Unser Gehirn liebt Rituale und Zeremonien
Wir können künstlerische Prozesse als Rituale und Zeremonie nutzen, um Veränderungsprozesse zu bewältigen. Vor allem unsere ältesten Gehirnteile, der Hirnstamm und das limbisches System, lieben Rituale und Zeremonien. Der Mandelkern (Amygdala) und der Hippocampus als Teil des limbischen Systems regeln vor allem unsere emotionalen Reaktionen. Insbesondere die Entstehung von Angst ist im Mandelkern verankert. Das limbische System prüft einströmende Umweltreize und reagiert mit Emotionen wie beispielsweise mit Wut, Gewalt und Angst auf Stresssituationen. Es sichert unser Überleben durch schnelle Reaktionen. In lebensbedrohlichen Gefahrensituation wird unmittelbar mit Flucht, Angriff oder Erstarrung reagiert. Durch unverarbeitete Traumata sind unsere Angstzentren oft übersensibel, reagieren also auch, wenn gar keine wirkliche Gefahr vorhanden ist. Gerade in Situationen, die an ein ursprüngliches Trauma erinnern, reagiert unser System hochsensibel.

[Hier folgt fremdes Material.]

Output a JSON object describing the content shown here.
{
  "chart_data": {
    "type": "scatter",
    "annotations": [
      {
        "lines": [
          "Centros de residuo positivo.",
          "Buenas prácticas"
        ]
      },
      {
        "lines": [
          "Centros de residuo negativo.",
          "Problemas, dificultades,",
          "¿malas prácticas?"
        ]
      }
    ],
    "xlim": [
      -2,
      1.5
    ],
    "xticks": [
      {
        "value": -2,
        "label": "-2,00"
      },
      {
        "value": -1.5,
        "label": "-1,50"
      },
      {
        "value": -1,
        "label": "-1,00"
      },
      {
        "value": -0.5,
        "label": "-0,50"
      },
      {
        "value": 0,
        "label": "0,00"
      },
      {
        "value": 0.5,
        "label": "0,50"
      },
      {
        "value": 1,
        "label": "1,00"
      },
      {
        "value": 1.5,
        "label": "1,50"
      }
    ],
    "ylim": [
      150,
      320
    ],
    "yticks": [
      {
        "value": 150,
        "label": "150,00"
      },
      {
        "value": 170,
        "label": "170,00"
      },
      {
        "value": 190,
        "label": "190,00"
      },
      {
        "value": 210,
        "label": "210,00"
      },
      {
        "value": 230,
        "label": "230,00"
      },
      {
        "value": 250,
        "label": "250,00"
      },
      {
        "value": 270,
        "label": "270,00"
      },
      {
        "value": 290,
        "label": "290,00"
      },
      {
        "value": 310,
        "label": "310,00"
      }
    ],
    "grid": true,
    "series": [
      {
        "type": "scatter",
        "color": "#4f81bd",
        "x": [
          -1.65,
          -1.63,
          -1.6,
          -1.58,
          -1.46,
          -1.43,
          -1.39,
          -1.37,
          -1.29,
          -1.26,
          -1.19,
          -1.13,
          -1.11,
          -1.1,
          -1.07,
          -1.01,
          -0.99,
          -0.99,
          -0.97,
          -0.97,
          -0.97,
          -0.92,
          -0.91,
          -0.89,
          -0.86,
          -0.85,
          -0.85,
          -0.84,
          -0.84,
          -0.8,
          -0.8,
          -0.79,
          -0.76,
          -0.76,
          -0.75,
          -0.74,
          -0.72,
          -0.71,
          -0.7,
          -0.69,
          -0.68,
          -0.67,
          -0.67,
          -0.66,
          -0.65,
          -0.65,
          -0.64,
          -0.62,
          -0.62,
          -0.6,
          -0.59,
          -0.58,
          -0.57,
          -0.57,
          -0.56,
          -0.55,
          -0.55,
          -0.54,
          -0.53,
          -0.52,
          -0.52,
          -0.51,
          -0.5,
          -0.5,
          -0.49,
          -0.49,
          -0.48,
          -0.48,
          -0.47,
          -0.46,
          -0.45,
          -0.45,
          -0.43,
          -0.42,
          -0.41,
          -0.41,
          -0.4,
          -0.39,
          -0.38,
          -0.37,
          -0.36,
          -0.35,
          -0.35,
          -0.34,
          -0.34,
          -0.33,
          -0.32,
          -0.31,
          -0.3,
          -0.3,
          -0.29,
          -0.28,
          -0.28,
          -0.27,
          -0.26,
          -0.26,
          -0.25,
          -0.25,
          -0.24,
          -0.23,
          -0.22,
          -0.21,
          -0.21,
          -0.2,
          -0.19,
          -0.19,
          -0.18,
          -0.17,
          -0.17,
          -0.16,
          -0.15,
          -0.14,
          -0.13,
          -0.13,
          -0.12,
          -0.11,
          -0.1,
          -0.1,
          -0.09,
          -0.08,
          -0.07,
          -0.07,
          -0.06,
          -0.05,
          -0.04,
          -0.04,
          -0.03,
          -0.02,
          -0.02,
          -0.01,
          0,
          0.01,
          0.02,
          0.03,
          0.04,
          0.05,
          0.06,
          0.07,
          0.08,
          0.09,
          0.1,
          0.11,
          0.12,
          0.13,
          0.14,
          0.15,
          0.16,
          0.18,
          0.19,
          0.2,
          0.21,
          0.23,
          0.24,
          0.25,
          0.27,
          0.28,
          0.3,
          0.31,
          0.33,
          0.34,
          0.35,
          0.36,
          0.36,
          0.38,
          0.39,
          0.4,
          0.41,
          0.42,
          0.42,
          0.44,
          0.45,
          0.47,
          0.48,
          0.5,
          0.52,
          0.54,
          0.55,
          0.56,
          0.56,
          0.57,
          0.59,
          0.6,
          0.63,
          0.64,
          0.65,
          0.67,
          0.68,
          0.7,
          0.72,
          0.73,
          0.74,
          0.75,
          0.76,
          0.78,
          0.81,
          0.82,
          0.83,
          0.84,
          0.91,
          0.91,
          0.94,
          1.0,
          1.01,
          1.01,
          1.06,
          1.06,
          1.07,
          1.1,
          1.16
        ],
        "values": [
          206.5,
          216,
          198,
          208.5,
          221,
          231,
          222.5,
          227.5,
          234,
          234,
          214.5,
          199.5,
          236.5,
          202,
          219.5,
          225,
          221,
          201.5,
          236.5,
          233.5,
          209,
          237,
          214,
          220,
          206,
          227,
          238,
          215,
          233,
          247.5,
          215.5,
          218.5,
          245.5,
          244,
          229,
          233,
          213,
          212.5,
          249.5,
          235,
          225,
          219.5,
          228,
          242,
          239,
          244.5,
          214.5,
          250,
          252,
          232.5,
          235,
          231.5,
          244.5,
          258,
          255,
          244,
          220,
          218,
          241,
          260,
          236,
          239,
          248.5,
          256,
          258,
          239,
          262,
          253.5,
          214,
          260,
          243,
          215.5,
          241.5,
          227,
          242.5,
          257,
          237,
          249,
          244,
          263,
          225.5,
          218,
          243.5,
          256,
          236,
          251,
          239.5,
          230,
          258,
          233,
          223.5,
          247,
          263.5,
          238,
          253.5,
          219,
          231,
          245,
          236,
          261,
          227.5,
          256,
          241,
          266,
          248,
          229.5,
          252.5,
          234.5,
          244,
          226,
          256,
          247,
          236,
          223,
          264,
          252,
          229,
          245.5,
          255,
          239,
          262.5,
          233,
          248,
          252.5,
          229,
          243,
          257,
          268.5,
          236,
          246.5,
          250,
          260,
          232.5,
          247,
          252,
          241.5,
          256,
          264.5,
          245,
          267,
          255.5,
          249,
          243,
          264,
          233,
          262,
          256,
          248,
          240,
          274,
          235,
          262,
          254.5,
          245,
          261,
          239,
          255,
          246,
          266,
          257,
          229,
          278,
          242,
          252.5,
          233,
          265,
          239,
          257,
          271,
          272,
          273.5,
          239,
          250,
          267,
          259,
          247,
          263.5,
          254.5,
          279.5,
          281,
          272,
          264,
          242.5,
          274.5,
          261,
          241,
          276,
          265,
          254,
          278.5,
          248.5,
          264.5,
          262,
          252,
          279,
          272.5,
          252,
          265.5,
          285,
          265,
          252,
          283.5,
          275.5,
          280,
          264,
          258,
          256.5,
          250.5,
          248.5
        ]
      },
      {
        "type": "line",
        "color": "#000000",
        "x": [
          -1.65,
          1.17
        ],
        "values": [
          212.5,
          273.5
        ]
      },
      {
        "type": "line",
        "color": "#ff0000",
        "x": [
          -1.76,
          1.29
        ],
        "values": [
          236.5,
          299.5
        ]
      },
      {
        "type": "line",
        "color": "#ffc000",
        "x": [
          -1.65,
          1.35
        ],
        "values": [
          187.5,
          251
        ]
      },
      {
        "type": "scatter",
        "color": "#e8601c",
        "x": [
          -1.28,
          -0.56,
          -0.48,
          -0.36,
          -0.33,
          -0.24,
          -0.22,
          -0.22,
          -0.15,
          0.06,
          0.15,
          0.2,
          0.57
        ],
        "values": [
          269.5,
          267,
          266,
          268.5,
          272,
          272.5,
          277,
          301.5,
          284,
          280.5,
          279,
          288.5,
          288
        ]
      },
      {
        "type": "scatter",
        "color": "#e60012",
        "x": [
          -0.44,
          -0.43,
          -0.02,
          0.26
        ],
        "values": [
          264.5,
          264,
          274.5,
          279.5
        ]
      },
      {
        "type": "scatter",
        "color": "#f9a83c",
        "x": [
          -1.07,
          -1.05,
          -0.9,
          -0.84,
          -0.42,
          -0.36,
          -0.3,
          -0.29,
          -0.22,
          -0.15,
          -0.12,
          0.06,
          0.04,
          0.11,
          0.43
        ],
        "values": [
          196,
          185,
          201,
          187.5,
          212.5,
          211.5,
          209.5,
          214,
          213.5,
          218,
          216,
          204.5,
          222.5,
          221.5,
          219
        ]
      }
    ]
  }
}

Zeremonien verankern Lernerfahrungen
Zeremonien und Rituale helfen, Angst zu bewältigen und Veränderungsprozesse zu begleiten. Zeremonien durchbrechen die Alltagsroutine, ziehen damit Aufmerksamkeit und verankern Lernerfahrungen. Sie unterstützen Transformationsprozesse. Wir kennen solche Zeremonien für Übergangs- und Veränderungsprozesse in vielen Lebensbereichen. Taufe, Konfirmation oder Jugendweihe, Trauerfeiern, Hochzeiten, Geburtstage, sind einige davon.
Mit Zeremonien meine ich keine komplexen gar religiös gesetzten Abläufe. Eine kleine Zeremonie kann auch ein bewusst gestaltetes Bild zu einem schwierigen Lebensthema sein. Ich kann mir künstlerisch ein Krafttier oder einen sicheren Ort erschaffen oder auch ein altes Trauma begleitend künstlerisch verdauen (siehe zum Beispiel Die Weisheit der Wunde entdecken).
Jenseits unseres Verstandes, der zwar viele Dinge verstehen, aber nicht begreifen kann, sprechen wir mit Zeremonien unsere Seele an. Sie bevorzugt und versteht eine Sprache der Bilder, Mythen, Zeremonien, Märchen und Geschichten. Unser innerer Heiler/ unsere innere Ärztin wird erweckt.
Ulrike Hinrichs 2021

Ulrike Hinrichs – Kunst als Sprache der Intuition – Der holografische Ansatz in der Kunsttherapie und kunstanalogen Transformationsprozessen Synergia-Verlag, ISBN 9783906873824
Literatur
[1] Mehr dazu in meinem Buch “Kunst als Sprache der Intuition – Der holografische Ansatz in der Kunsttherapie und kunstanalogen Transformationsprozessen “
[2] Fuchs, Thomas (2008, S. 7). Geleitwort. In: Scheuerle, Hans Jürgen. Das Gehirn ist nicht einsam. Resonanzen zwischen Gehirn, Leib und Umwelt. Stuttgart: Kohlhammer.